Sadly, I was not surprised by any of the testimony I heard about Cobbins. Tragically, there are many others like him living in our communities all over Tennessee. My parents are both life-long public school teachers, and they have often spoken of children throughout their careers, and sadly more so in the last 10 years, who are on a similar path.

And, my mind begins to spin as I ask myself where we were as a society for all the time Letalvis Cobbins was barely surviving physically and mentally, for all those years when he was developing into a person who could perpetuate such ghastly acts on other people. I am in no way removing responsibility from Cobbins but am saying that if we as a society refuse to acknowledge our own responsibility in this nightmare, then we are not only losing an opportunity, but are also setting ourselves up to reap more painful consequences down the road. Our lack of awareness and inaction about the circumstances of the most "at-risk" in our communities will only lead to more violence and instability if they do not receive the care, attention, and resources necessary for them to learn how to function in society.

When are we going to get serious about dealing with these troubled kids before it is too late, and people like the Christians and the Newsoms are faced with the horrible reality of burying theirs?

I understand the outrage about these crimes. I feel that outrage myself. My hope is that we can channel that outrage into finding the common will to invest our time and our resources into those measures that will help prevent such crimes from happening instead of devoting ourselves to demanding more violence and death.

Life without parole is a very difficult sentence. As a young man, Cobbins will spend the rest of his life locked up in a cage, told what to do and when to do it, with no hope of ever being free. He will die there. No one should be fooled that his is somehow a "light" sentence.
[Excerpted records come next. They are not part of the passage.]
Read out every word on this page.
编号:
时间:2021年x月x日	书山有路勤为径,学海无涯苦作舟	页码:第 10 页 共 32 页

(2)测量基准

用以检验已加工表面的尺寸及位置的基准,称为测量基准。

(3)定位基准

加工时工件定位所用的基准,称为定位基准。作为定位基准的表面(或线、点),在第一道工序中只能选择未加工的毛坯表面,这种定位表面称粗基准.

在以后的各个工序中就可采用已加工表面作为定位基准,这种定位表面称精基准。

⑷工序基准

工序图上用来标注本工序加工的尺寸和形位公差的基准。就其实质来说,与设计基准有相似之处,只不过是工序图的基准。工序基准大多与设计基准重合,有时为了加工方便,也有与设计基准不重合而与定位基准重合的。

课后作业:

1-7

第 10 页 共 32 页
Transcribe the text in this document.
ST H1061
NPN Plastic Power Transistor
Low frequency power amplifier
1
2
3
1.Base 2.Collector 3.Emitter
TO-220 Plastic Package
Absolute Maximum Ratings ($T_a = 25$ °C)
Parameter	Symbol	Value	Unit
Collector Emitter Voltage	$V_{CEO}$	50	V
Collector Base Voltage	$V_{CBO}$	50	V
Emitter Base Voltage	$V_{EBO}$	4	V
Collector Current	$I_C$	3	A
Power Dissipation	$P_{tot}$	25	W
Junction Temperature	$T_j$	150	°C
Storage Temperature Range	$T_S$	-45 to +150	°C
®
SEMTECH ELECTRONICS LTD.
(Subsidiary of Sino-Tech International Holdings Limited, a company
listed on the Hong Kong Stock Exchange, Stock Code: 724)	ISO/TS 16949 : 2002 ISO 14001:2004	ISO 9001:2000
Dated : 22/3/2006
And as I stated before in an earlier posting, we could do to him what he did to Channon and Christopher over and over again, and it would do nothing to change the situation or bring those two young people back. Herein lies the illusion of revenge...that somehow an eye for an eye will even the score. It won't. Nothing will. But instead, as Gandhi reminds us, "An eye for an eye only leaves the world blind."

We do have a choice though. We can choose to act in ways that are in keeping with who we are as civilized human beings, as children of God, and not act toward the perpetrators as they acted toward Channon and Christopher. That is our choice.

And as the news reporter noted, the reality of the death penalty is that it would take years for the sentence to be carried out--years of agonizing waiting, of court appearances, of reliving the crime in the media, years of attention for the perpetrator. With life without parole, it is over. He is in prison, and there will be no parole, no cameras, no attention--just the rest of his life to perhaps come to some kind of realization of the pain he has caused and to seek to become a different person, even if it is behind bars.

There is no good ending to this tragedy. I simply pray that all the hurting, devastated people involved will find some measure of peace--peace which passes all our understanding. That is and will be my prayer.
Comments :
The jury in this case was not in fact a "Knoxville jury" as stated. The jury was from Nashville. because of that, Cobbins was not sentenced by a jury of his peers or he would surely have been given a death sentence that he so deserved.
 
You are right about the jury being a Nashville jury. I will make that change on the blog. Thank you.